Perhaps the most interesting aspect for me was to meet with community development advocates in Haifa and Tel Aviv. In Haifa, I met with leaders in the Hadar neighborhood, a diverse, historic and struggling neighborhood in the heart of the city. Hadar used to be the economic center of Haifa, but much of the middle class has left. The neighborhood is now home to a mix of long time Israel residents (called Veterans), recent Jewish immigrants from the former Soviet Union and Ethiopia, Arabs and migrant workers from Asia. Many of the buildings are in disrepair and there is a need to attract more families to the area. The neighborhood has many of the same qualities of diverse neighborhoods in Massachusetts, but it also struggles with finding ways for a diverse population to live together with respect and peace.
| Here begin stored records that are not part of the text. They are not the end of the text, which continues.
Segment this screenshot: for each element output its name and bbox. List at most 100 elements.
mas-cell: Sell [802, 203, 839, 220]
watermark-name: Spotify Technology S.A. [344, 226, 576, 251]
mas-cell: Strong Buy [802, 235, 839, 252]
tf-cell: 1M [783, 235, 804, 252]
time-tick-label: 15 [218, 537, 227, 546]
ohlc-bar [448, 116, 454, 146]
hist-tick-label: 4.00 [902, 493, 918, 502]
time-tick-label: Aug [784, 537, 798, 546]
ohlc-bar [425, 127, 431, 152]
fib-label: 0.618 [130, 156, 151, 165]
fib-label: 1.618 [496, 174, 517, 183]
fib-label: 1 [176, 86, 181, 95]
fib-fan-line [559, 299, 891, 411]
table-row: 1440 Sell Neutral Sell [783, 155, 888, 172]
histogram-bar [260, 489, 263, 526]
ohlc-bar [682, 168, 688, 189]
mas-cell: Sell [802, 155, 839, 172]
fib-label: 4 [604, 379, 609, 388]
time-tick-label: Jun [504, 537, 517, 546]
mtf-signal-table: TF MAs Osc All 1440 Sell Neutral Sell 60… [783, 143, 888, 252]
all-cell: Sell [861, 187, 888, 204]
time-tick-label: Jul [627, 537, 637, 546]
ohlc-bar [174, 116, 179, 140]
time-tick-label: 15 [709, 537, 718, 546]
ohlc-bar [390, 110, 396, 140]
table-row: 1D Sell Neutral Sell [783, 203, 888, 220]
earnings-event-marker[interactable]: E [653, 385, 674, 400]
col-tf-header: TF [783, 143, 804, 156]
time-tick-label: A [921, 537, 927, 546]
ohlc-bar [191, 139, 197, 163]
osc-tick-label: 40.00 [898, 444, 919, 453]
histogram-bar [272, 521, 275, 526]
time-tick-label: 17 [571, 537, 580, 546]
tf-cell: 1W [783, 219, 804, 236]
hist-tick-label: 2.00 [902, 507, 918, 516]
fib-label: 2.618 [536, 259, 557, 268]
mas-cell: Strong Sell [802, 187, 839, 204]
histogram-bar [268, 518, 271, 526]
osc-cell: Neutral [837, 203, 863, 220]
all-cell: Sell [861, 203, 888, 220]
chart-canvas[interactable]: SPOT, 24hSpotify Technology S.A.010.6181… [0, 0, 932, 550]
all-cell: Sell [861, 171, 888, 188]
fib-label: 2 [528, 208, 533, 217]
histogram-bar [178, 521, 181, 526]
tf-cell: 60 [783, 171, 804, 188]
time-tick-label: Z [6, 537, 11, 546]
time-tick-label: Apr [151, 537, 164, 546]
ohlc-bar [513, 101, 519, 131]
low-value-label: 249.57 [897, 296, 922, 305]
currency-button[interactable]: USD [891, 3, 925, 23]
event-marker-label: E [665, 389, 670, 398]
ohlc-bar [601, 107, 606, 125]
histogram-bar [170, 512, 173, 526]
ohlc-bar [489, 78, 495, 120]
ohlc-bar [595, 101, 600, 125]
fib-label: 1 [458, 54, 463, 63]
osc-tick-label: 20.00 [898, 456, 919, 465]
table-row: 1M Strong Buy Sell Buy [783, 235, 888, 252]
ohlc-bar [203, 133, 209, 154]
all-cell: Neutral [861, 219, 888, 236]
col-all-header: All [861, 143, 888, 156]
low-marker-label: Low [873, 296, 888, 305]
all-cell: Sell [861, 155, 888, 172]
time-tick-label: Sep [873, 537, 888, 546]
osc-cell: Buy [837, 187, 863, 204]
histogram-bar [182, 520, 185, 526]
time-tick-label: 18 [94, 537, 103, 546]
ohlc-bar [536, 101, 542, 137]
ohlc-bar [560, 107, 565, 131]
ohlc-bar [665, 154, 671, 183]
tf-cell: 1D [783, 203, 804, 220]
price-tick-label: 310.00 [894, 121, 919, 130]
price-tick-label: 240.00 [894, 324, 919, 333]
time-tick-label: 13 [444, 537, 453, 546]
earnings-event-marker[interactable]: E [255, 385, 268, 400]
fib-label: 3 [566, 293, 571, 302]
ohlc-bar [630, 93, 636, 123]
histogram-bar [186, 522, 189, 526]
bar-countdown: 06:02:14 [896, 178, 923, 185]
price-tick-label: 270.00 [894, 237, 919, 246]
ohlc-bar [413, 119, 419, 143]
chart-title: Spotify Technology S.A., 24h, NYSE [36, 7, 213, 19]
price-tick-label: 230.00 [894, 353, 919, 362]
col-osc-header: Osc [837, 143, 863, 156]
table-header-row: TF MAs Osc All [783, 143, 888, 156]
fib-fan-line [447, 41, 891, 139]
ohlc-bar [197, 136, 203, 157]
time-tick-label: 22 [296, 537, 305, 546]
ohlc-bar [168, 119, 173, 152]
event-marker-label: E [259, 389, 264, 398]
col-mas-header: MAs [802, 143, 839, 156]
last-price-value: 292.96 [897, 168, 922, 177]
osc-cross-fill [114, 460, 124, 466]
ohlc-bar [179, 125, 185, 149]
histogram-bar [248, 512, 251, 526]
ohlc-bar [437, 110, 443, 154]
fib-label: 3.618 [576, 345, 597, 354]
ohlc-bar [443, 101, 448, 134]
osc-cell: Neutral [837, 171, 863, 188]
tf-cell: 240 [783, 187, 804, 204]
I also toured Yaffo neighborhood of Tel Aviv. Yaffo used to be an independent city until 1948 when Israel won its independence. Before 1948, Yaffo was home to 100,000 Arabs, but after the war only about 4,000 remained as the rest fled to other towns in Israel, Jordon, Egypt Lebanon, and elsewhere. Those who remained were allowed to live as tenants in buildings that were now owned by the Israel government. However, those tenant rights do not extend to the 3rd generation and now, 60 years later, many of these families no longer have the legal right to remain. Market forces are also driving out many families as Yaffo sits directly on the Mediterranean Sea and new homes can cost several million dollars each. A group of Jewish and Arab residents, lawyers and planners are fighting to prevent displacement and widespread gentrification and to retain the Arab culture and history of the City.
Community Development work is hard in Massachusetts but the challenges in Israel are even harder as they exist within a broader conflict and tension. While Arabs are full legal citizens, they attend separate schools, and often feel apart from the Israeli culture and society. On many occasions, we heard Arab people say that they want their history and story heard and recognized, even if it can’t be changed.
There are no CDCs in Hadar, Yaffo or anywhere in Israel. Local community groups provide many of the services that CDCs provide here in Boston, but non-profit organizations are not yet in the housing and redevelopment business and there is a growing desire to create community-led institutions that can lead positive development, build affordable housing, renovate dilapidated properties, preserve tenancies, and help some tenants become homeowners.
Activists in Hadar, Yaffo and elsewhere are looking to the United States for lessons. A team of 15 Israeli activists, lawyers, scholars and government officials visited Boston last week to learn more about the community development system here in Massachusetts. They met with several MACDC members and allies to learn about our system and to begin thinking about how to develop their own in Israel. Judging from the discussions we had, I think we helped inspire them to move forward with building a non-profit affordable housing and community development sector.
As for the broader conflict, I won’t try to say anything profound or insightful. I don’t think 12 days in Israel qualify me to offer anything new to what has been said by others more knowledgeable. However, on a personal level I left feeling optimistic because I had the great privilege to meet many brave people – Jews, Arabs and Palestinians -- who yearn for peace, who want to live together with dignity and justice for all, and who are dedicating their lives to creating a new reality for their children.